Monday of the Fifth Week of Lent
The forgiveness heals
Jesus …early in the morning he arrived again in the temple area, and all the people started coming to him, and he sat down and taught them. Then the scribes and the Pharisees brought a woman who had been caught in adultery and made her stand in the middle. They said to him, “Teacher, this woman was caught in the very act of committing adultery. Now in the law, Moses commanded us to stone such women. So what do you say?” They said this to test him, so …Jesus bent down and began to write on the ground with his finger. But when they continued asking him, he straightened up and said to them, “Let the one among you who is without sin be the first to throw a stone at her.” Again he bent down and wrote on the ground. And in response, they went away one by one, beginning with the elders. So he was left alone with the woman before him. Then Jesus straightened up and said to her, “Woman, where are they?
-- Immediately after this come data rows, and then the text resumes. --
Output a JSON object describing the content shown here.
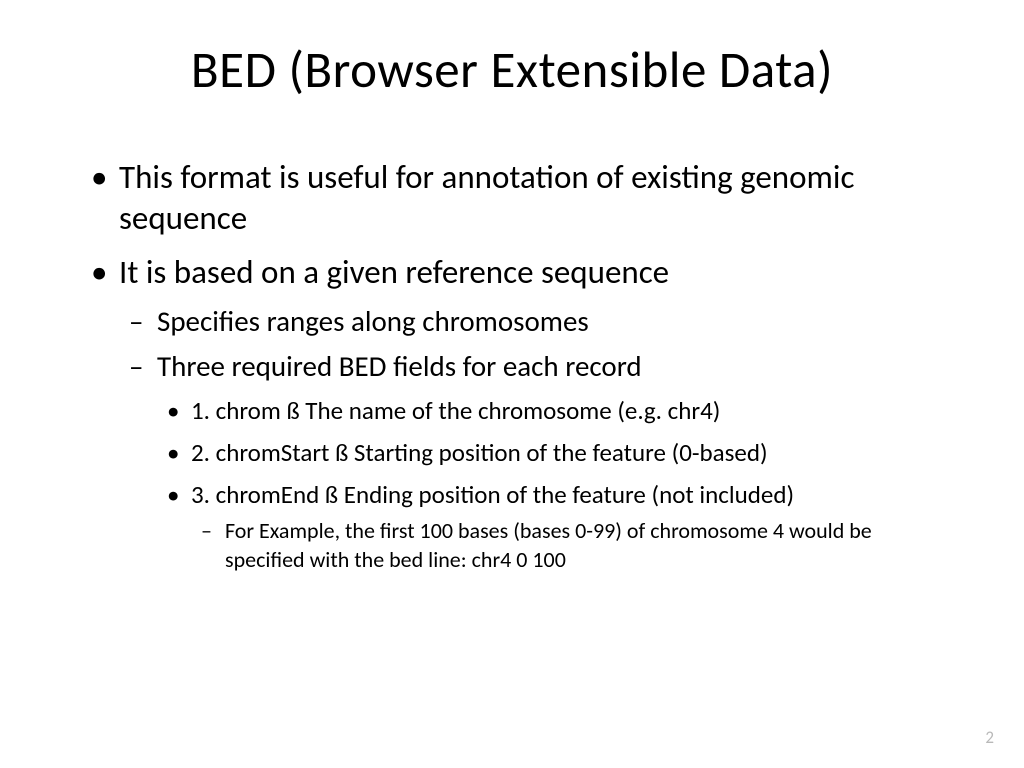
{
  "title": "BED (Browser Extensible Data)",
  "bullets": {
    "b1": "This format is useful for annotation of existing genomic sequence",
    "b2": "It is based on a given reference sequence",
    "b2_1": "Specifies ranges along chromosomes",
    "b2_2": "Three required BED fields for each record",
    "b2_2_1": "1. chrom ß The name of the chromosome (e.g. chr4)",
    "b2_2_2": "2. chromStart ß Starting position of the feature (0-based)",
    "b2_2_3": "3. chromEnd ß Ending position of the feature (not included)",
    "b2_2_3_1": "For Example, the first 100 bases (bases 0-99) of chromosome 4 would be specified with the bed line:  chr4   0    100"
  },
  "page_number": "2"
}
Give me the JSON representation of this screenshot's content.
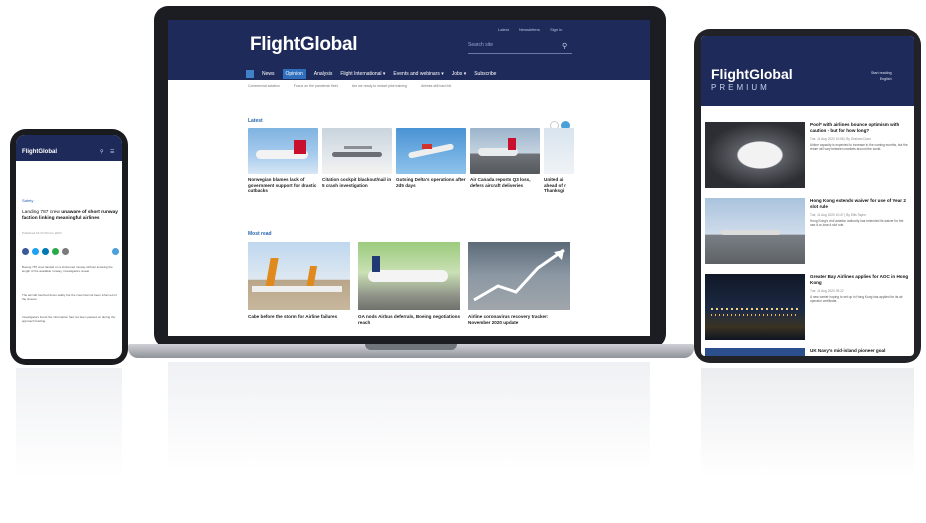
{
  "laptop": {
    "logo": "FlightGlobal",
    "search_placeholder": "Search site",
    "util_links": [
      "Latest",
      "Newsletters",
      "Sign in"
    ],
    "nav": [
      "News",
      "Opinion",
      "Analysis",
      "Flight International ▾",
      "Events and webinars ▾",
      "Jobs ▾",
      "Subscribe"
    ],
    "active_nav": "Opinion",
    "breadcrumbs": [
      "Commercial aviation",
      "Focus on the pandemic fleet",
      "Are we ready to restart pilot training",
      "Airlines still hard hit"
    ],
    "latest_title": "Latest",
    "latest_cards": [
      {
        "caption": "Norwegian blames lack of government support for drastic cutbacks"
      },
      {
        "caption": "Citation cockpit blackout/nail in 5 crash investigation"
      },
      {
        "caption": "Gutsing Delta's operations after 2d5 days"
      },
      {
        "caption": "Air Canada reports Q3 loss, defers aircraft deliveries"
      },
      {
        "caption": "United ai ahead of r Thanksgi"
      }
    ],
    "most_read_title": "Most read",
    "most_read_cards": [
      {
        "caption": "Cabe before the storm for Airline failures"
      },
      {
        "caption": "GA nods Airbus deferrals, Boeing negotiations reach"
      },
      {
        "caption": "Airline coronavirus recovery tracker: November 2020 update"
      }
    ]
  },
  "tablet": {
    "logo": "FlightGlobal",
    "premium": "PREMIUM",
    "util": [
      "Start reading",
      "English"
    ],
    "rows": [
      {
        "title": "Pool* with airlines bounce optimism with caution - but for how long?",
        "meta": "Tue, 11 Aug 2020 10:58 | By Graham Dunn",
        "body": "Airline capacity is expected to increase in the coming months, but the return will vary between markets around the world."
      },
      {
        "title": "Hong Kong extends waiver for use of Year 2 slot rule",
        "meta": "Tue, 11 Aug 2020 10:47 | By Ellis Taylor",
        "body": "Hong Kong's civil aviation authority has extended its waiver for the use-it-or-lose-it slot rule."
      },
      {
        "title": "Greater Bay Airlines applies for AOC in Hong Kong",
        "meta": "Tue, 11 Aug 2020 09:22",
        "body": "A new carrier hoping to set up in Hong Kong has applied for its air operator certificate."
      },
      {
        "title": "UK Navy's mid-island pioneer goal",
        "meta": "",
        "body": ""
      }
    ]
  },
  "phone": {
    "logo": "FlightGlobal",
    "section": "Safety",
    "title_plain": "Landing 787 crew ",
    "title_bold": "unaware of short runway faction linking meaningful airlines",
    "meta": "Published 16:34 09 Nov 2020",
    "paragraphs": [
      "Boeing 787 crew landed on a shortened runway without knowing the length of the available runway, investigators reveal.",
      "The aircraft touched down safely but the crew had not been informed of the closure.",
      "Investigators found the information had not been passed on during the approach briefing."
    ]
  },
  "colors": {
    "brand_navy": "#1e2a5a",
    "accent_blue": "#2966b0"
  }
}
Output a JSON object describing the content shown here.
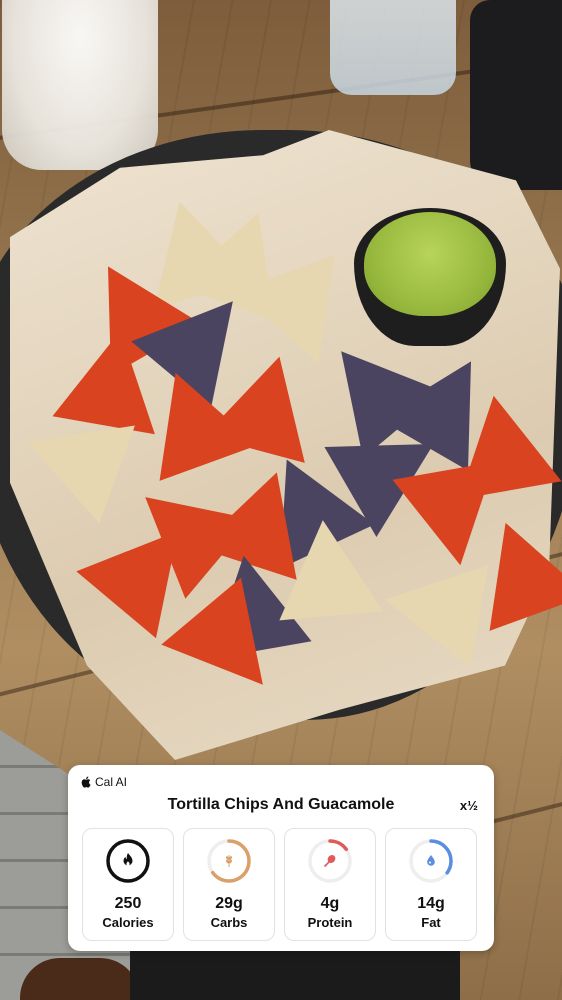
{
  "brand": {
    "name": "Cal AI",
    "icon": "apple-icon"
  },
  "meal": {
    "title": "Tortilla Chips And Guacamole",
    "serving": "x½"
  },
  "colors": {
    "calories": "#111111",
    "carbs": "#d9a06a",
    "protein": "#e05a5a",
    "fat": "#5a8fe0",
    "track": "#eeeeee"
  },
  "nutrients": [
    {
      "value": "250",
      "label": "Calories",
      "icon": "flame-icon",
      "progress": 1.0
    },
    {
      "value": "29g",
      "label": "Carbs",
      "icon": "wheat-icon",
      "progress": 0.65
    },
    {
      "value": "4g",
      "label": "Protein",
      "icon": "drumstick-icon",
      "progress": 0.15
    },
    {
      "value": "14g",
      "label": "Fat",
      "icon": "droplet-icon",
      "progress": 0.35
    }
  ]
}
Has no one condemned you?” She replied, “No one, sir.” Then Jesus said, “Neither do I condemn you. Go, (and) from now on do not sin anymore.” Jn 8,1-11
Today, Jesus is seated and he is preaching to the crowd. We do not know the subject of his teaching, but the development of the events leads us to believe that he is talking about the “mercy” and the “forgiveness”. In fact, there is a key word in this passage, which binds the content of his speech to the test to which he is submitted by the scribes and pharisees. It is the word “then”: “Then they brought a woman caught in adultery ” …”Teacher – they say to him – this woman was caught in the very act of committing adultery. Now in the law, Moses commanded us to stone such women. So what do you think?”. Jesus is in the difficult situation of evading the law or of refusing by facts what he is teaching. He could have taken the ball to announce that, with the advent of the messianic times, the law of Moses became obsolete and it was superseded by that of the love, of the mercy and of the forgiveness, but he would have cast pearls before swine without resolving the situation of the moment. He decides, then, to continue to talk about the mercy and the forgiveness, as also the scribes and the pharisees are sinners and need to be forgiven: “Let the one among you who is without sin be the first to throw a stone at her”. Then, one by one, they all go and Jesus is the only one with the woman, as he was left alone with the samaritan woman at the well and with the blind man at the pool of Siloam. When Jesus encounters alone, “face to face” with a person, wonderful things always happen and so it happens with the adulteress: “Woman, where are they? Has no one condemned you?”. The woman, then, conscious of having been forgiven, captures the truth that Jesus is the Lord of mercy and answers: “No one, sir”. And Jesus said to her: “Neither do I condemn you. Go, (and) from now on do not sin any more”. It is not a suggestion, it is an order as that one of the resurrection of Lazarus: “Lazarus, come out” (Jn 11,43). It is a healing. The forgiveness is always a recovery from any mental and spiritual illness.